Detalhes do caso em Taiwan
A acusação abrange cerca de 50 servidores. Os promotores disseram que o caso começou de forma independente e não tem ligação direta com uma investigação separada dos EUA sobre um suposto esquema de desvio de servidores de US$ 2,5 bilhões que também envolve a Super Micro.
Diferença em relação à investigação dos EUA
O caso de Taiwan é separado da investigação de contrabando nos EUA, avaliada em vários bilhões. No caso dos EUA, os promotores alegam que o cofundador da Super Micro, Yih-Shyan "Wally" Liaw, ajudou a conduzir um plano que usou uma empresa intermediária sediada no Sudeste Asiático para desviar servidores para a China. Os promotores alegam que a operação usou milhares de servidores fictícios que não funcionavam durante as inspeções para esconder que as máquinas reais já haviam sido enviadas. Eles também alegam que o grupo usou um secador de cabelo para remover e recolocar etiquetas e adesivos de número de série em servidores e caixas fictícios para enganar os inspetores.

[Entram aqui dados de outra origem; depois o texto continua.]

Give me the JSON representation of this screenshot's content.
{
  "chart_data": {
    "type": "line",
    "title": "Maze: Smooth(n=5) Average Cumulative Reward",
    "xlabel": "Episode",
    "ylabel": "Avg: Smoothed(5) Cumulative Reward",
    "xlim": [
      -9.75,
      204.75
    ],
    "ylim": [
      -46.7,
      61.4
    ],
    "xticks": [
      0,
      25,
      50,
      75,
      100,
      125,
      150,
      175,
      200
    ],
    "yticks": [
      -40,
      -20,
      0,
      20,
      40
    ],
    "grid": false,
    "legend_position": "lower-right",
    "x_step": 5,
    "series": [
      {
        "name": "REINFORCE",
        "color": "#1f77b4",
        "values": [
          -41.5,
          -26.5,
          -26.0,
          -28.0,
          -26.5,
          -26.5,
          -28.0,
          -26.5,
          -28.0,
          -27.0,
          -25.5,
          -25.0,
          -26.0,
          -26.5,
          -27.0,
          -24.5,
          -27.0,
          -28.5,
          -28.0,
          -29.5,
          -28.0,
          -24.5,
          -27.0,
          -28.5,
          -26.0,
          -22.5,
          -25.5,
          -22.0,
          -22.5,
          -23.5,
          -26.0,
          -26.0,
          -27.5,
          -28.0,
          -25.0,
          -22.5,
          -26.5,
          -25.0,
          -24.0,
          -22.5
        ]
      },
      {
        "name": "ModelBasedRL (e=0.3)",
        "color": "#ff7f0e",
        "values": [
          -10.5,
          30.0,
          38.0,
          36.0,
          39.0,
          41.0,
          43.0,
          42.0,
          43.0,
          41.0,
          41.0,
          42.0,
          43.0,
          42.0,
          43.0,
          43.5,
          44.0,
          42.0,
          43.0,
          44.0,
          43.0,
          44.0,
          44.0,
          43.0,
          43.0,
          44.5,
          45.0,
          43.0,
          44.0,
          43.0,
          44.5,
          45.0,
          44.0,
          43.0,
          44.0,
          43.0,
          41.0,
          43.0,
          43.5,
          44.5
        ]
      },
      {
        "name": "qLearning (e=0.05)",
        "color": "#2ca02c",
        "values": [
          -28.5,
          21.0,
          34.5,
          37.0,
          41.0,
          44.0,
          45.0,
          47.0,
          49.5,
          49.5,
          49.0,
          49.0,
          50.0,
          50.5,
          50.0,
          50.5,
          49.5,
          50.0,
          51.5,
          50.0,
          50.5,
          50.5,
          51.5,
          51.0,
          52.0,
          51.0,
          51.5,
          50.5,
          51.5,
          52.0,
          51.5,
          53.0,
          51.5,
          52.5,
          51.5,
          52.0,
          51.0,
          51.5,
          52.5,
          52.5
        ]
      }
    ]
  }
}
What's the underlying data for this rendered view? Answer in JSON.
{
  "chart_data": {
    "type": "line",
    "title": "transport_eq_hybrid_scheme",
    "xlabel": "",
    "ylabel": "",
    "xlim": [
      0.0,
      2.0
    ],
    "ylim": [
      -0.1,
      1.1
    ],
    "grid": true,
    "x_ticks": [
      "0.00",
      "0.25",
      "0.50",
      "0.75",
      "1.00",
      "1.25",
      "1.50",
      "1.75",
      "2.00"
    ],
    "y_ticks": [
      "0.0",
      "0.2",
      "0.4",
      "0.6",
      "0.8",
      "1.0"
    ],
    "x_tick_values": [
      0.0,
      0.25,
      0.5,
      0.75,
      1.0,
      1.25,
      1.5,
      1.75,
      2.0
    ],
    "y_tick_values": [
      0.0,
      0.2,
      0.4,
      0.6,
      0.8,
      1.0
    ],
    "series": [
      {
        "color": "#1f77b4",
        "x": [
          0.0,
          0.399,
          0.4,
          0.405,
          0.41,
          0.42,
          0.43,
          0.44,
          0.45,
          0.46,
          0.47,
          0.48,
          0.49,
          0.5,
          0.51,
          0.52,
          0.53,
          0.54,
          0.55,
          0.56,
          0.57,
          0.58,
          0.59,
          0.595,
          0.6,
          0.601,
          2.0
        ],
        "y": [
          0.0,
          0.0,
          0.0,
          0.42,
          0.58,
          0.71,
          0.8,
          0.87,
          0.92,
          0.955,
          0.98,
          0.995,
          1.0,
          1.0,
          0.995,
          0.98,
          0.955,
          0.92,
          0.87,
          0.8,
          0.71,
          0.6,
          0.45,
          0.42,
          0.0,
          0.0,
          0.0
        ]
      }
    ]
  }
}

Abordagem de aplicação da lei em Taiwan
Taiwan está usando infrações locais, como falsificação e fraude, para perseguir a alegada evasão de controles de exportação. Essa estratégia espelha a adotada por Singapura, onde as autoridades prenderam três homens em 2025 acusados de enganar fornecedores de servidores sobre o destino final de equipamentos que primeiro foram enviados à Malásia. Casos semelhantes também surgiram nos EUA e em Singapura envolvendo servidores da Super Micro, Dell e HPE, embora as autoridades não tenham acusado os fabricantes de servidores de irregularidades.
Esses casos mostram que centros de envio e transbordo estão recorrendo a leis criminais locais para perseguir rotas de alegada evasão de controles de exportação.